Peter Groff made history Wednesday the way Barack Obama is trying to.
Offering a message of unification, inspiration and spirituality, Groff introduced himself as the first African-American president of the Colorado Senate in much the same style Obama uses in trying to become the first African-American president of the United States.
Groff’s speech on the opening day of the General Assembly mirrored his public style as a gentleman who rarely raises his voice. It incorporated a quiet eloquence that hopefully signaled a change in the often acrid atmosphere of the Senate — or at least a change in the tone of voice in which barbs are flung.
Before a chamber packed with African-Americans dressed as if they were going to church, Groff, a liberal Democrat, even quoted scripture.
He chose a verse from Isaiah: “You shall be called the repairer of the breach.”
Groff was talking about breaches in education and health care, and a state constitution hewn by an increasing number of conflicting mandates. But he could also have been talking about the partisan breaches in an election-year legislative session. Those stand to be frequent and ugly.

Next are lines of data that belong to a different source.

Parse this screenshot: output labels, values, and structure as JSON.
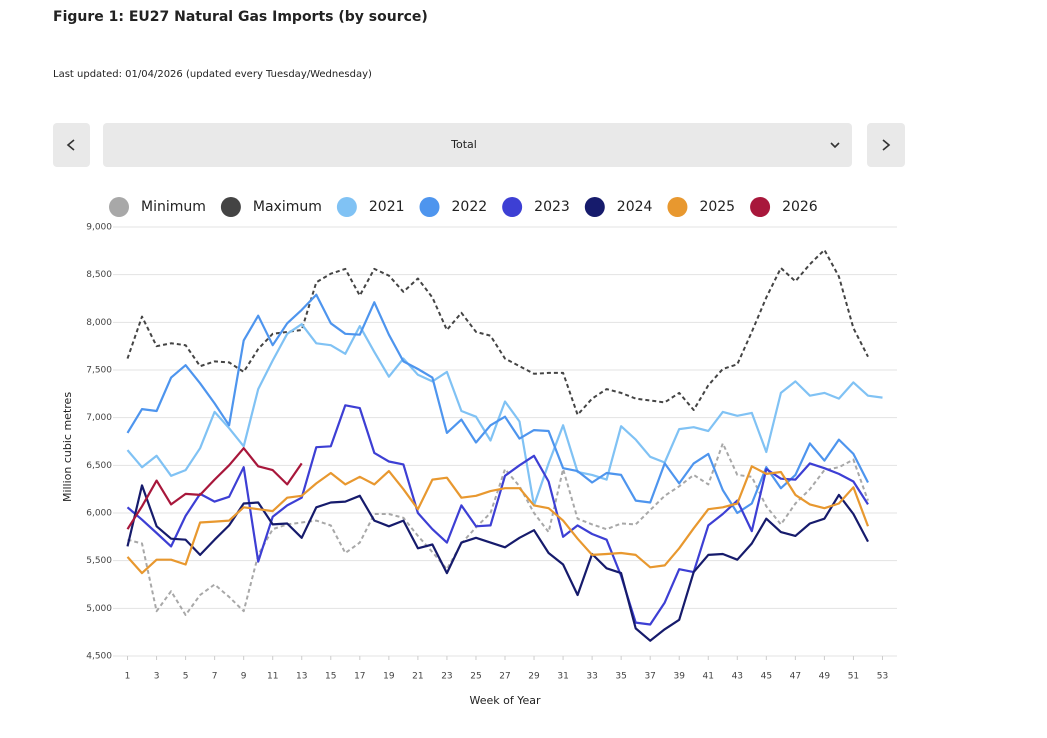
{
  "header": {
    "title": "Figure 1: EU27 Natural Gas Imports (by source)",
    "subtitle": "Last updated: 01/04/2026 (updated every Tuesday/Wednesday)"
  },
  "controls": {
    "selected": "Total"
  },
  "chart_data": {
    "type": "line",
    "x_label": "Week of Year",
    "y_label": "Million cubic metres",
    "x": [
      1,
      2,
      3,
      4,
      5,
      6,
      7,
      8,
      9,
      10,
      11,
      12,
      13,
      14,
      15,
      16,
      17,
      18,
      19,
      20,
      21,
      22,
      23,
      24,
      25,
      26,
      27,
      28,
      29,
      30,
      31,
      32,
      33,
      34,
      35,
      36,
      37,
      38,
      39,
      40,
      41,
      42,
      43,
      44,
      45,
      46,
      47,
      48,
      49,
      50,
      51,
      52,
      53
    ],
    "xlim": [
      0,
      54
    ],
    "xticks": [
      1,
      3,
      5,
      7,
      9,
      11,
      13,
      15,
      17,
      19,
      21,
      23,
      25,
      27,
      29,
      31,
      33,
      35,
      37,
      39,
      41,
      43,
      45,
      47,
      49,
      51,
      53
    ],
    "ylim": [
      4500,
      9000
    ],
    "yticks": [
      {
        "value": 4500,
        "label": "4,500"
      },
      {
        "value": 5000,
        "label": "5,000"
      },
      {
        "value": 5500,
        "label": "5,500"
      },
      {
        "value": 6000,
        "label": "6,000"
      },
      {
        "value": 6500,
        "label": "6,500"
      },
      {
        "value": 7000,
        "label": "7,000"
      },
      {
        "value": 7500,
        "label": "7,500"
      },
      {
        "value": 8000,
        "label": "8,000"
      },
      {
        "value": 8500,
        "label": "8,500"
      },
      {
        "value": 9000,
        "label": "9,000"
      }
    ],
    "grid": true,
    "legend": "top",
    "series": [
      {
        "name": "Minimum",
        "color": "#a8a8a8",
        "dashed": true,
        "values": [
          5720,
          5680,
          4970,
          5180,
          4930,
          5140,
          5250,
          5120,
          4970,
          5560,
          5830,
          5880,
          5900,
          5920,
          5870,
          5580,
          5690,
          5990,
          5990,
          5950,
          5760,
          5590,
          5410,
          5680,
          5850,
          6000,
          6460,
          6280,
          6000,
          5800,
          6460,
          5940,
          5880,
          5830,
          5890,
          5880,
          6030,
          6180,
          6280,
          6400,
          6300,
          6730,
          6400,
          6380,
          6070,
          5880,
          6100,
          6250,
          6450,
          6480,
          6560,
          6130,
          null
        ]
      },
      {
        "name": "Maximum",
        "color": "#444444",
        "dashed": true,
        "values": [
          7620,
          8060,
          7750,
          7780,
          7760,
          7540,
          7590,
          7580,
          7480,
          7720,
          7880,
          7900,
          7920,
          8420,
          8510,
          8560,
          8280,
          8560,
          8490,
          8320,
          8460,
          8260,
          7920,
          8100,
          7900,
          7860,
          7620,
          7540,
          7460,
          7470,
          7470,
          7030,
          7200,
          7300,
          7260,
          7200,
          7180,
          7160,
          7260,
          7080,
          7340,
          7510,
          7560,
          7900,
          8260,
          8570,
          8430,
          8610,
          8760,
          8480,
          7940,
          7640,
          null
        ]
      },
      {
        "name": "2021",
        "color": "#80c2f4",
        "dashed": false,
        "values": [
          6660,
          6480,
          6600,
          6390,
          6450,
          6680,
          7060,
          6890,
          6700,
          7300,
          7600,
          7880,
          7980,
          7780,
          7760,
          7670,
          7960,
          7690,
          7430,
          7620,
          7450,
          7380,
          7480,
          7070,
          7010,
          6760,
          7170,
          6960,
          6080,
          6520,
          6920,
          6430,
          6400,
          6350,
          6910,
          6770,
          6590,
          6530,
          6880,
          6900,
          6860,
          7060,
          7020,
          7050,
          6640,
          7260,
          7380,
          7230,
          7260,
          7200,
          7370,
          7230,
          7210
        ]
      },
      {
        "name": "2022",
        "color": "#4e95ee",
        "dashed": false,
        "values": [
          6840,
          7090,
          7070,
          7420,
          7550,
          7360,
          7150,
          6920,
          7810,
          8070,
          7760,
          7990,
          8130,
          8290,
          7990,
          7880,
          7870,
          8210,
          7870,
          7590,
          7510,
          7420,
          6840,
          6980,
          6740,
          6920,
          7010,
          6780,
          6870,
          6860,
          6470,
          6440,
          6320,
          6420,
          6400,
          6130,
          6110,
          6520,
          6310,
          6520,
          6620,
          6240,
          6000,
          6100,
          6480,
          6260,
          6400,
          6730,
          6550,
          6770,
          6620,
          6320,
          null
        ]
      },
      {
        "name": "2023",
        "color": "#3d3fd4",
        "dashed": false,
        "values": [
          6060,
          5930,
          5790,
          5650,
          5970,
          6200,
          6120,
          6170,
          6480,
          5490,
          5960,
          6080,
          6160,
          6690,
          6700,
          7130,
          7100,
          6630,
          6540,
          6510,
          6000,
          5830,
          5690,
          6080,
          5860,
          5870,
          6390,
          6500,
          6600,
          6330,
          5750,
          5870,
          5780,
          5720,
          5340,
          4850,
          4830,
          5060,
          5410,
          5380,
          5870,
          5990,
          6130,
          5810,
          6460,
          6360,
          6350,
          6520,
          6470,
          6410,
          6330,
          6090,
          null
        ]
      },
      {
        "name": "2024",
        "color": "#161b6c",
        "dashed": false,
        "values": [
          5650,
          6290,
          5860,
          5730,
          5720,
          5560,
          5720,
          5870,
          6100,
          6110,
          5880,
          5890,
          5740,
          6060,
          6110,
          6120,
          6180,
          5920,
          5860,
          5920,
          5630,
          5670,
          5370,
          5690,
          5740,
          5690,
          5640,
          5740,
          5820,
          5580,
          5460,
          5140,
          5570,
          5420,
          5370,
          4790,
          4660,
          4780,
          4880,
          5380,
          5560,
          5570,
          5510,
          5680,
          5940,
          5800,
          5760,
          5890,
          5940,
          6190,
          5990,
          5700,
          null
        ]
      },
      {
        "name": "2025",
        "color": "#e8982f",
        "dashed": false,
        "values": [
          5540,
          5370,
          5510,
          5510,
          5460,
          5900,
          5910,
          5920,
          6060,
          6040,
          6020,
          6160,
          6180,
          6310,
          6420,
          6300,
          6380,
          6300,
          6440,
          6250,
          6040,
          6350,
          6370,
          6160,
          6180,
          6230,
          6260,
          6260,
          6080,
          6050,
          5920,
          5730,
          5560,
          5570,
          5580,
          5560,
          5430,
          5450,
          5630,
          5840,
          6040,
          6060,
          6100,
          6490,
          6410,
          6430,
          6190,
          6090,
          6050,
          6100,
          6270,
          5860,
          null
        ]
      },
      {
        "name": "2026",
        "color": "#a8173b",
        "dashed": false,
        "values": [
          5830,
          6070,
          6340,
          6090,
          6200,
          6190,
          6350,
          6500,
          6680,
          6490,
          6450,
          6300,
          6520,
          null,
          null,
          null,
          null,
          null,
          null,
          null,
          null,
          null,
          null,
          null,
          null,
          null,
          null,
          null,
          null,
          null,
          null,
          null,
          null,
          null,
          null,
          null,
          null,
          null,
          null,
          null,
          null,
          null,
          null,
          null,
          null,
          null,
          null,
          null,
          null,
          null,
          null,
          null,
          null
        ]
      }
    ]
  }
}
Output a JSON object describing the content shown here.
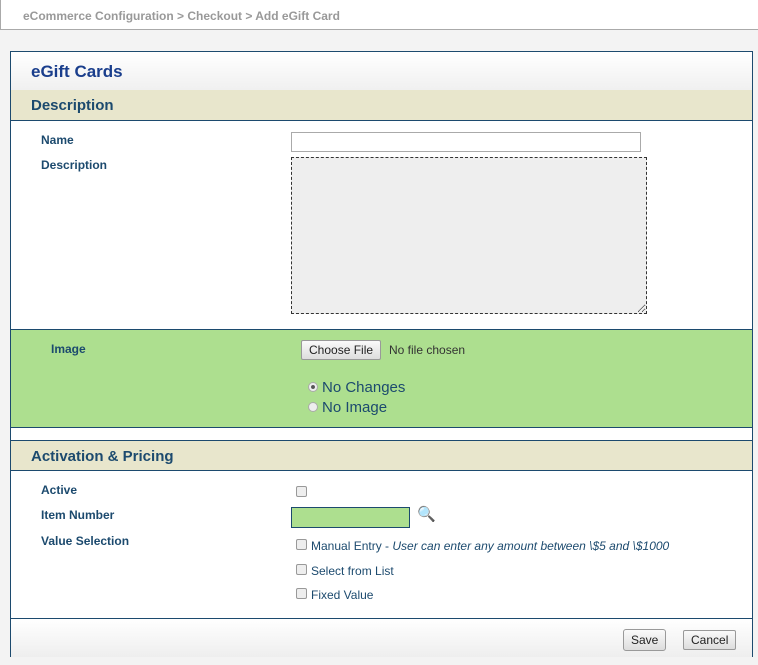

Groff warned his colleagues not to finish the 120-day session wondering, “What if we had worked together?”
He asked them to show “the political courage and political will that people need and the future demands.”
“Colorado’s mountain tops are great sources of inspiration,” Groff said, calling on fellow legislators to “ascend the summit” of bipartisanship.
If you closed your eyes, you could almost hear Obama.
And like Obama, Groff is the kind of politician who can overcome the legacy of racism that too often holds back America. You listen to his message; you don’t look at his skin.
Groff’s style is decidedly different from Denver’s first black mayor, Wellington Webb. Webb, who watched Groff’s speech from a seat on the Senate floor, talked a lot about the politics of race during his three terms as mayor.
Yet it is because of Webb’s ability to get elected, then re-elected, that Groff will not have to focus so much on his ethnicity.
Groff’s dad, Regis Groff, preceded him as Colorado’s first black senator. Like Webb, Regis Groff also paved the way for his son. And like Webb, the elder Groff watched his son from the Senate floor on Wednesday. He listened as his son told the packed house: “I understand that it is the hands of my relatives who toiled under the overseer’s whip on the red clay of Georgia that take this gavel today on the red carpet of the Colorado Senate.”
Then it was left to Groff’s good friend and loyal opponent, Republican minority leader Andy McElhaney, to explain what the future truly demands.
“When I got married in 1963 and moved to Texas,” McElhaney said, “I used to go to Louisiana on business. I would go to facilities and see drinking fountains marked `white’ and `colored.'”
Since then, McElhaney said, he and other Americans had seen a remarkable string of “firsts.” First black this and first black that.
“I soon hope to be past that point in this country,” McElhaney said.
On Wednesday, people saw the first black Senate president in Colorado sworn in. Then they heard him invite them toward a vision that is not just non-partisan, but at long last, colorblind.